Se eliminaron los tumores desarrollados en ratones, se fijaron en formalina al 7% e incluidos en parafina. Las secciones fueron teñidas con hematoxilina. Para la inmunohistoquímica se utilizaron anticuerpos de conejo anti-S100 humana (1:500) y de conejo anti-humano Ki67 (1:50, Neomarkers, Asbach, Alemania). Para la detección de anticuerpos, se utilizó el Kit Envision sistema dual peroxidasa (Dako). reacciones de color se desarrollaron con VectorRed (Vector Laboratories, Burlingame, CA) y los núcleos se contratiñeron con hematoxilina.
análisis de los datos
La comparación de la frecuencia de la formación de esfera entre diferentes pasajes y el aumento de la el número de células capaces de formar esferas tumorales con pases fue probado por un ANOVA no paramétrico; si es significativo, se realizaron comparaciones post-hoc utilizando el test de Dunn. El aumento en el número de células proliferativas en el tiempo se analizó usando un mediciones repetidas ANOVA no paramétrico; si es significativo, se realizó la comparación post hoc utilizando el test de Tukey. Se realizó el mismo ensayo para comparar un aumento en la proliferación de esferas CD133 positivas y negativas en el tiempo. Las diferencias en la cantidad relativa de cDNA se analizó por RT-PCR, y los cambios en el porcentaje de células positivas en las células adherentes de los padres y esferas analizadas por citometría de flujo, se ensayaron usando el U-test no paramétrico de Mann-Whitney. Las diferencias en la frecuencia de la formación de tumores entre los ratones inyectados con células adherentes y esferas, respectivamente, se calcularon mediante la prueba de Chi-cuadrado. Todos los valores promediados se representan como la media ± error estándar de la media (SEM). Los valores se consideraron significativos cuando p. & Lt; 0,05
Resultados
formación de Esfera a partir de células MPNST
Para examinar si o no MPNSTs contienen células madre similares a las células, a partir de 2 líneas establecidas y 12 tumores diseccionados fueron cultivadas en medio libre de suero que contiene EGF y FGF. Esferas o agregados de esfera como se obtuvieron de las dos líneas celulares y 10 de los 12 tumores diseccionados frescos. Esferas formadas a baja densidad, tan bajos como una célula por pocillo, y se propagaron durante al menos 20 pasajes de la línea celular establecida TMVNP S462. Esferas o agregados en forma de esfera también se obtuvieron de otra línea TMVNP establecida (S1507-2) y a partir de células primarias y MPNST MPNSTs recién disecados; sin embargo, sobrevivieron sólo para 2 a 12 pasajes, y no se pudieron obtener a densidades de células por debajo de 100 células por pocillo. Del mismo modo, esferas o agregados de esfera como también se obtuvieron a partir de cultivos primarios derivados de neurofibromas plexiformes y neurofibromas cutáneos, pero no se podían ser pasados más de dos veces. por tanto, más experimentos se centraron en las esferas de la S462.

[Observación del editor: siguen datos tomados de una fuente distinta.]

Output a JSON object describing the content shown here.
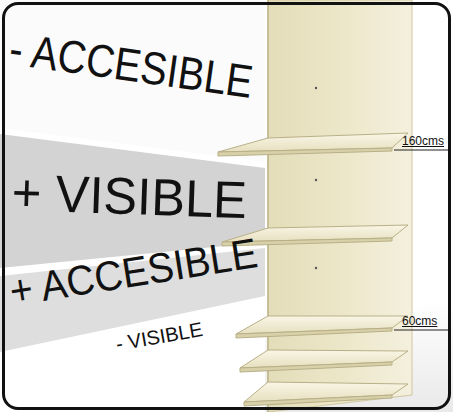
{
  "diagram": {
    "nodes": [
      {
        "text": [
          "- ACCESIBLE"
        ]
      },
      {
        "text": [
          "+ VISIBLE"
        ]
      },
      {
        "text": [
          "+ ACCESIBLE",
          "- VISIBLE"
        ]
      }
    ],
    "labels": [
      "160cms",
      "60cms"
    ]
  }
}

in vitro caracterización de esferas TMVNP S462
células parentales TMVNP S462 de paso 35, que bajo condiciones de medio estándar con suero crecen de forma adherente, esferas flotantes formadas después 2 días en condiciones de células madre (figura 1A, B;. S462 células adherentes se refieren a la línea celular parental S462). La proliferación de células en las esferas demostró que éstos eran no sólo agregados (Fig. 2A). Cuando estas esferas primarias se disociaron y las células sembradas a muy baja densidad en pocillos de una placa de 96 pocillos, esferas secundarias se obtuvieron en 16,7% ± 2,4 de los pocillos que contenían células individuales. La frecuencia de la formación de esfera a partir de células individuales aumentó cuando las esferas se pasaron más (Fig. 2B). esferas clonales también se obtuvieron a partir de células S462 adherente de la muy temprana paso 2, con una mayor frecuencia de formación de esferas primario 31,86% ± 2,50, casi dos veces mayor que con las células adherentes S462 de paso 35. Hasta la fecha, esferas MPNST S462 han sido pases en condiciones clonales más de 20 veces |.

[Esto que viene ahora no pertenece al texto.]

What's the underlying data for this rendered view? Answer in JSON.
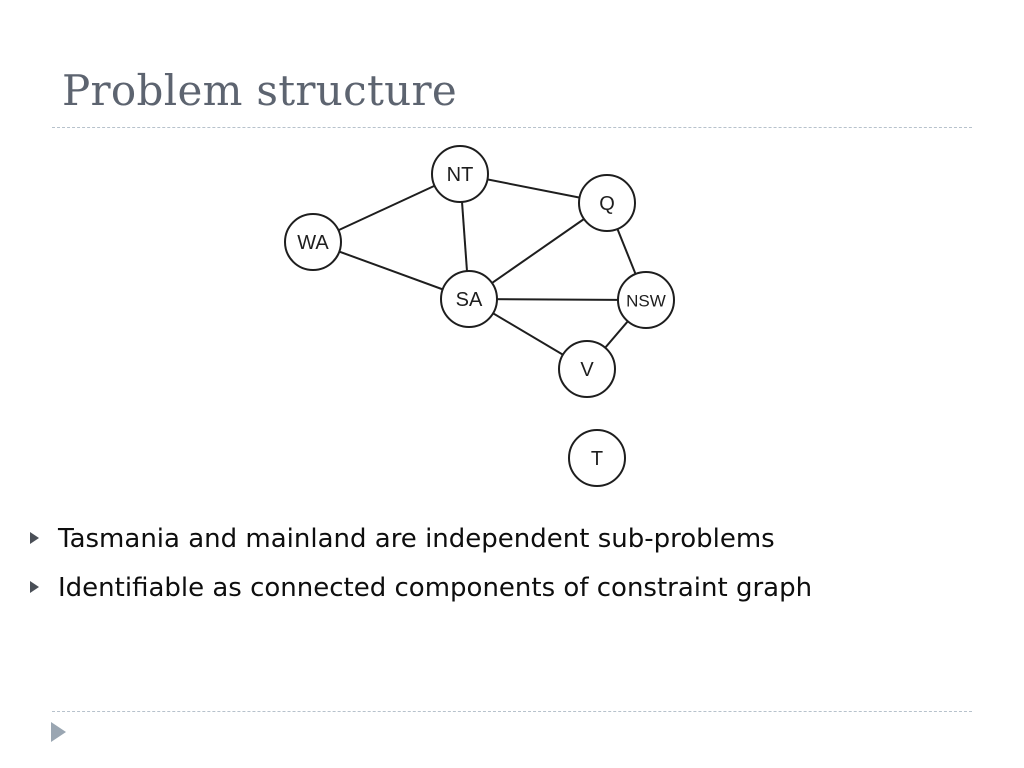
{
  "slide": {
    "title": "Problem structure",
    "bullets": [
      "Tasmania and mainland are independent sub-problems",
      "Identifiable as connected components of constraint graph"
    ]
  },
  "graph": {
    "nodes": [
      {
        "id": "WA",
        "label": "WA"
      },
      {
        "id": "NT",
        "label": "NT"
      },
      {
        "id": "Q",
        "label": "Q"
      },
      {
        "id": "SA",
        "label": "SA"
      },
      {
        "id": "NSW",
        "label": "NSW"
      },
      {
        "id": "V",
        "label": "V"
      },
      {
        "id": "T",
        "label": "T"
      }
    ],
    "edges": [
      [
        "WA",
        "NT"
      ],
      [
        "WA",
        "SA"
      ],
      [
        "NT",
        "SA"
      ],
      [
        "NT",
        "Q"
      ],
      [
        "SA",
        "Q"
      ],
      [
        "SA",
        "NSW"
      ],
      [
        "SA",
        "V"
      ],
      [
        "Q",
        "NSW"
      ],
      [
        "NSW",
        "V"
      ]
    ]
  },
  "colors": {
    "title": "#5d6470",
    "text": "#0e0e0e",
    "rule": "#b7c2cc",
    "node_stroke": "#1e1e1e"
  }
}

(A) células parentales S462 en condiciones normales de cultivo con suero crecen de forma adherente (paso 35). (B) flotante esfera secundaria después de dos semanas bajo condiciones de células madre sin suero. La esfera se deriva de una sola célula y por lo tanto era clonal. Bares = 20 micras.

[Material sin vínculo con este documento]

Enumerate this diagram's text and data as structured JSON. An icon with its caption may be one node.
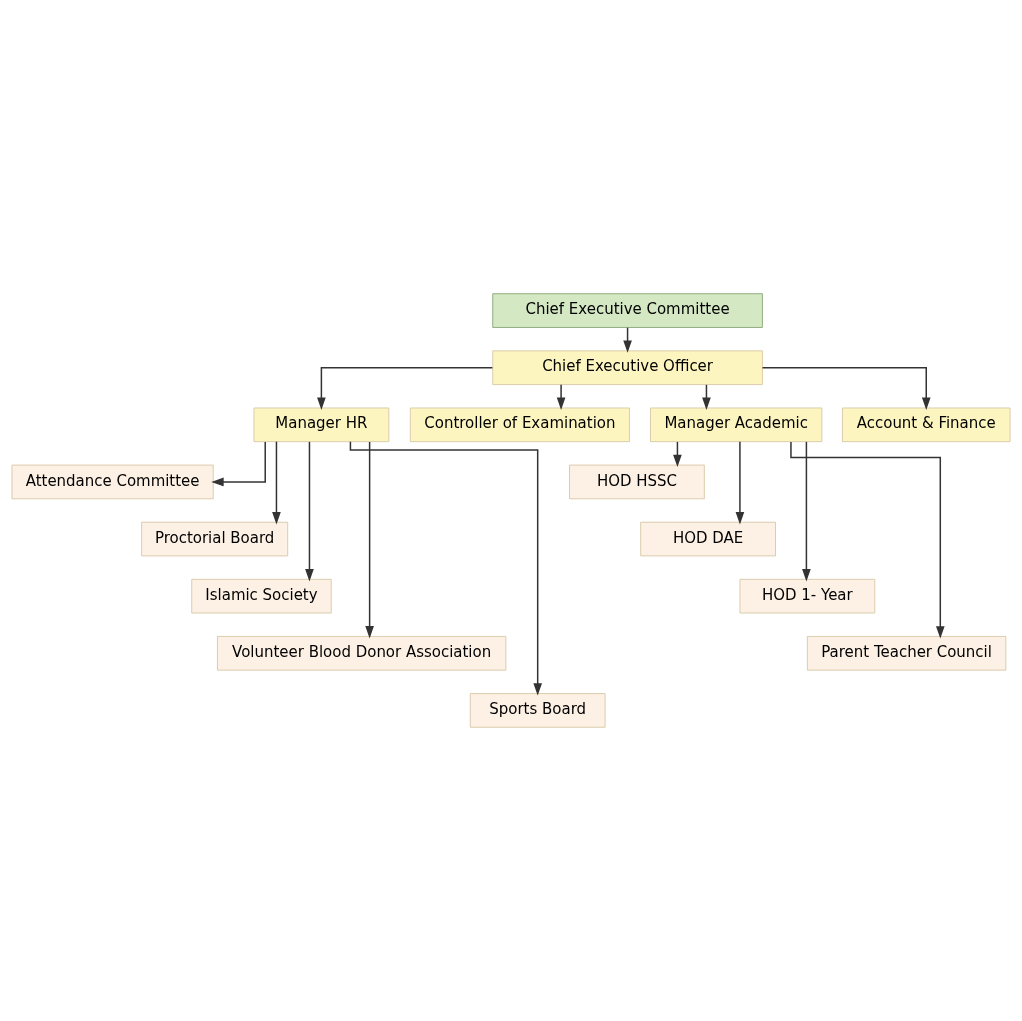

ensayo de incorporación de bromodesoxiuridina reveló proliferación de células S462 en las esferas clonales (esferas secundarias). El aumento de la absorbancia de células fue significativo para 8, 10, y 15 días en SCM frente a 3 días (p & lt; 0,01 **). Los cambios en la frecuencia de formación de esfera en pocillos que contienen células individuales originalmente de adherente S462, a continuación, a partir de esferas disociadas sembraron como células individuales y se pasaron de forma consecutiva. El aumento de la frecuencia de formación de esfera con el aumento de paso fue significativa (paso 1 (esferas primarias) frente a pasajes 10 (10
TH esferas) y 12 (12
TH esferas), P & lt; 0,01 **, paso 2 ( esferas secundarias) frente a los pasajes 10 (10
º esferas) y 12
º esferas), P & lt; 0,05 *) guía empresas
Sobre regulación de marcadores de células madre y la regulación de madurez hacia abajo. marcadores de células en las esferas S462
real-Time PCR reveló la sobre regulación de marcadores de células madre Nestin, NGFR, Oct4, Notch4, SOX2, CD133 y SOX9 en esferas S462 de pasajes entre 13 y 16, en comparación con S462 las células adherentes se mantienen bajo condiciones de cultivo SCM durante 14-16 horas (Fig. 3A, izquierda). Por el contrario, el receptor de EGF (EGFR) y NCAM, un marcador de las células de Schwann inmaduras, se expresaron a niveles más bajos en las esferas S462 que en sus células adherentes parentales (Fig. 3A, derecha).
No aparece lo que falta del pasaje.